RAPP UNDER 19: Bardhoku, Comelli, Renner, Amato, Grillo, Radice, Vian, Quaggia, Brambilla, Sironi, Fanelli. A disp.: Bordiga, Raccagni, Mainetti, Shehaj, Oprandi, Gandolfo, Angiò, Mucedola, Merzario, Mariani. All. Marieni.
TRITIUM: Bassani, Bozzuto, Cassaghi, Biffi, Scietti, Traina, Bayoud, Raimondi, Giannattasio, Agello, Amoruso. A disp.: Villa, Cremonesi, Donadoni, Cassani, Buonanno. All. Serafini.

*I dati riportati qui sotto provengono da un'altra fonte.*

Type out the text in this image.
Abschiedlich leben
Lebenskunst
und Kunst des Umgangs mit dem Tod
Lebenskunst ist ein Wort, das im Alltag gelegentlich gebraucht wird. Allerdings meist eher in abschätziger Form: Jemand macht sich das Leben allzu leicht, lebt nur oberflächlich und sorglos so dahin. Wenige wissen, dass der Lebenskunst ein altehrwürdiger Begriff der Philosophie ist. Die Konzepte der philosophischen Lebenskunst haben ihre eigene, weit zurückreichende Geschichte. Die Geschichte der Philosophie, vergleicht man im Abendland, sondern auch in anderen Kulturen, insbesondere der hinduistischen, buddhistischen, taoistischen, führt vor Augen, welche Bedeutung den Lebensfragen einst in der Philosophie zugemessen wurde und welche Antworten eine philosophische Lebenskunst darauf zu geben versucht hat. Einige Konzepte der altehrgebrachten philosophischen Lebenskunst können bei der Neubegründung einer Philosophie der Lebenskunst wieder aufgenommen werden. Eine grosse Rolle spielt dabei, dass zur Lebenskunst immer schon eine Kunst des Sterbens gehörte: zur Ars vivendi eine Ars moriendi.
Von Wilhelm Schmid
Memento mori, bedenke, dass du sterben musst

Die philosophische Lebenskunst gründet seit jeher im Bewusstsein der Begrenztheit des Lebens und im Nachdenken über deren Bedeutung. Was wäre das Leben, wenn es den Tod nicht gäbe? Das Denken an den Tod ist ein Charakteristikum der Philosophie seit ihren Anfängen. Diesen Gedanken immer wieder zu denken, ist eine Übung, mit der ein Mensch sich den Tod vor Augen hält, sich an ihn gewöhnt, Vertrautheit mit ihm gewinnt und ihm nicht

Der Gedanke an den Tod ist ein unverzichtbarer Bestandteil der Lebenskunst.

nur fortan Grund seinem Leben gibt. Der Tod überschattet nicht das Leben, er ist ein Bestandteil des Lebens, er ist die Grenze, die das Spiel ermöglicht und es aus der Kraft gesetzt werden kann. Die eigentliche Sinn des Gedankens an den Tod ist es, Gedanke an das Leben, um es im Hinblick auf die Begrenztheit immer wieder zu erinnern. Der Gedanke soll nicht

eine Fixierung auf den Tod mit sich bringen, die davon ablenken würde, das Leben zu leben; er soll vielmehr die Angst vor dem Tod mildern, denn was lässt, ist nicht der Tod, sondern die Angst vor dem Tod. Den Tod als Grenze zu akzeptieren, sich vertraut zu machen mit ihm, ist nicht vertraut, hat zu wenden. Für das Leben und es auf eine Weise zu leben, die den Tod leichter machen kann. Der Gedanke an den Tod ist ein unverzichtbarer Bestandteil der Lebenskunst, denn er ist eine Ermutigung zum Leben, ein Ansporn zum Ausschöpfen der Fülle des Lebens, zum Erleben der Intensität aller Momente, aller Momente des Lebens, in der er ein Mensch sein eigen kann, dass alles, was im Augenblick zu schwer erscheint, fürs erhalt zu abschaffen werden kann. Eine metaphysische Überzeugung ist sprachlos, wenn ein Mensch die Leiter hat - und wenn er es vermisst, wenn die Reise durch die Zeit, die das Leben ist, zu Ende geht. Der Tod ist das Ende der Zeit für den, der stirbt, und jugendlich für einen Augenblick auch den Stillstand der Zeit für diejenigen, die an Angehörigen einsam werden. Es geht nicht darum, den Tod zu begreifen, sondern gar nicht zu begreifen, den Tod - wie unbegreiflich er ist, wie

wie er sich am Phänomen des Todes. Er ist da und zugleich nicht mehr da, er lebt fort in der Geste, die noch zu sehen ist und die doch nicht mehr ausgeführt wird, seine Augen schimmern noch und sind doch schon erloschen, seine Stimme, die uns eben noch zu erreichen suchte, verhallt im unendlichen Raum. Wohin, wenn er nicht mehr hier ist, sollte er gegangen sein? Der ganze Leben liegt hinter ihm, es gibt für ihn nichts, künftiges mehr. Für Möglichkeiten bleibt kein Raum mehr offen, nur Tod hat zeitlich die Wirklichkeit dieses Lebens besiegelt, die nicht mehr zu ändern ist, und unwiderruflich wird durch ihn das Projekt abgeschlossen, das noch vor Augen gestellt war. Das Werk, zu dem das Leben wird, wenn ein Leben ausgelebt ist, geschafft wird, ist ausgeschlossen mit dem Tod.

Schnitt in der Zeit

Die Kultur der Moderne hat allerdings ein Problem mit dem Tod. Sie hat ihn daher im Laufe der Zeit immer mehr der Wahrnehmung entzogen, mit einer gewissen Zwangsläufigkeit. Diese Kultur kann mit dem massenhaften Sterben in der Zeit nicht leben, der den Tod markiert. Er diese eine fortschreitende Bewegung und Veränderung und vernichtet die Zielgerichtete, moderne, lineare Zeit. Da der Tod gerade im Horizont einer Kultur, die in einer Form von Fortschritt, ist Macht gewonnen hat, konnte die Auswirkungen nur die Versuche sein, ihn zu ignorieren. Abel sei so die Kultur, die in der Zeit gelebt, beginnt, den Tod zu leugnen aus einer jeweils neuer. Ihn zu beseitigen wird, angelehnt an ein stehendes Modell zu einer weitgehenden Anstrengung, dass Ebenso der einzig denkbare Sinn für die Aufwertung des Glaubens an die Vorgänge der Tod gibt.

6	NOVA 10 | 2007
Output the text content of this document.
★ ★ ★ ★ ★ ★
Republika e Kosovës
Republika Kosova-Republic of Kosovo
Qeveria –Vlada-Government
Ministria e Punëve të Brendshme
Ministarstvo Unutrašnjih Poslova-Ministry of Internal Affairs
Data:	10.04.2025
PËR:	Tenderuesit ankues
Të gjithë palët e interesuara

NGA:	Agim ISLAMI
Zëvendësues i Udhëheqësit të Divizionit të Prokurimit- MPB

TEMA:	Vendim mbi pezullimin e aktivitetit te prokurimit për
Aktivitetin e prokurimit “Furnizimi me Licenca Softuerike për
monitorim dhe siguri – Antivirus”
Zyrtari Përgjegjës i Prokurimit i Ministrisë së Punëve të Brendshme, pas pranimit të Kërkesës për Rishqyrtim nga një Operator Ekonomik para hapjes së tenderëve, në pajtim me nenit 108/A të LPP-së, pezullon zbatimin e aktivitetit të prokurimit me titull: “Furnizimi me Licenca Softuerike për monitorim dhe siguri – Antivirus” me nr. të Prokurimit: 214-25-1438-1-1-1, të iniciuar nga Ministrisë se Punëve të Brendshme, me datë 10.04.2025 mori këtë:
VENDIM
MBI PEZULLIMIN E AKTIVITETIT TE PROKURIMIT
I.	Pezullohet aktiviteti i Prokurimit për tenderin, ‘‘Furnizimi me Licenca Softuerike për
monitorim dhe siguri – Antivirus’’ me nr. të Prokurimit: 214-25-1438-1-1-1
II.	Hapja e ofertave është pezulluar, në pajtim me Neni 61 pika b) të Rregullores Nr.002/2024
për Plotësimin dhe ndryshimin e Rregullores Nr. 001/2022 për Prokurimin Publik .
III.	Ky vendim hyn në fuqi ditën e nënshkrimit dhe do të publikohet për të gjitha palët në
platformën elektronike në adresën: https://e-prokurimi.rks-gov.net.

ARBITRO: Durante di Monza.

«Pretendo di più da questi ragazzi. - esordisce così Marieni dopo la sconfitta di Cavenago - Considero anche il fatto che arrivano al mercoledì dopo aver fatto forza la sera prima, quindi ho visto giocatori in difficoltà dal punto di vista fisico. Però quello che ho ribadito è la mentalità vincente: dobbiamo essere più concreti. Nel primo tempo abbiamo avuto cinque o sei occasioni da rete e ne abbiamo segnata solo una. In un’azione, saltato il portiere, invece di tirare e gonfiare la rete, abbiamo passato la palla al compagno. Poi abbiamo subito un tiro in porta e stavamo perdendo 1-0. Sono ripetitivo, lo so, ma quando andremo a fare il torneo, se abbiamo cinque o sei occasioni e non ne mettiamo dentro nemmeno una, è chiaro che poi può capitare il tiro da fuori, la ripartenza o l’errore, e rischi di perdere la partita. Dal mio punto di vista personale oggi abbiamo fatto un passo indietro. Contro la Cremonese abbiamo giocato alla pari, potevamo pareggiare contro dei professionisti, con un atteggiamento sicuramente più propositivo. Dobbiamo fare uno step: essere più cattivi e avere più voglia di vincere le partite. È quello che dobbiamo fare già dal prossimo test, che per noi sarà importante per confrontarci con gli avversari che poi magari affronteremo anche più avanti».
Giovedì 12 marzo a Piacenza si chiuderà infatti il giro di amichevoli con la Rappresentativa Under 19 dell'Emilia-Romagna, bestia nera del TDR 2024 in Liguria, quando la formazione di Medici venne eliminata ai quarti di finale. L'ultima occasione, anche, per sciogliere i pochi dubbi rimasti: «Adesso siamo a 23 giocatori, salvo infortuni, che abbiamo praticamente selezionato e più o meno resteranno questi. Poi ne porteremo 20, quindi fino all’ultimo staremo attenti a tutte le situazioni: infortuni, condizioni fisiche, eccetera. Oggi mancavano Di Martino, Raccagni e Mariani, ma più o meno siamo arrivati alla definizione del gruppo». Chiusi i test sarà tempo di allenamenti: «Ne faremo due dopo l’Emilia e, visto che dovremmo partire il 26, credo riusciremo a fare almeno un allenamento anche là. Dovremo lavorare soprattutto sulle palle inattive, dobbiamo migliorare su questi aspetti perché diventeranno fondamentali. Abbiamo quindi tre allenamenti a disposizione, sperando di avere tutti al completo».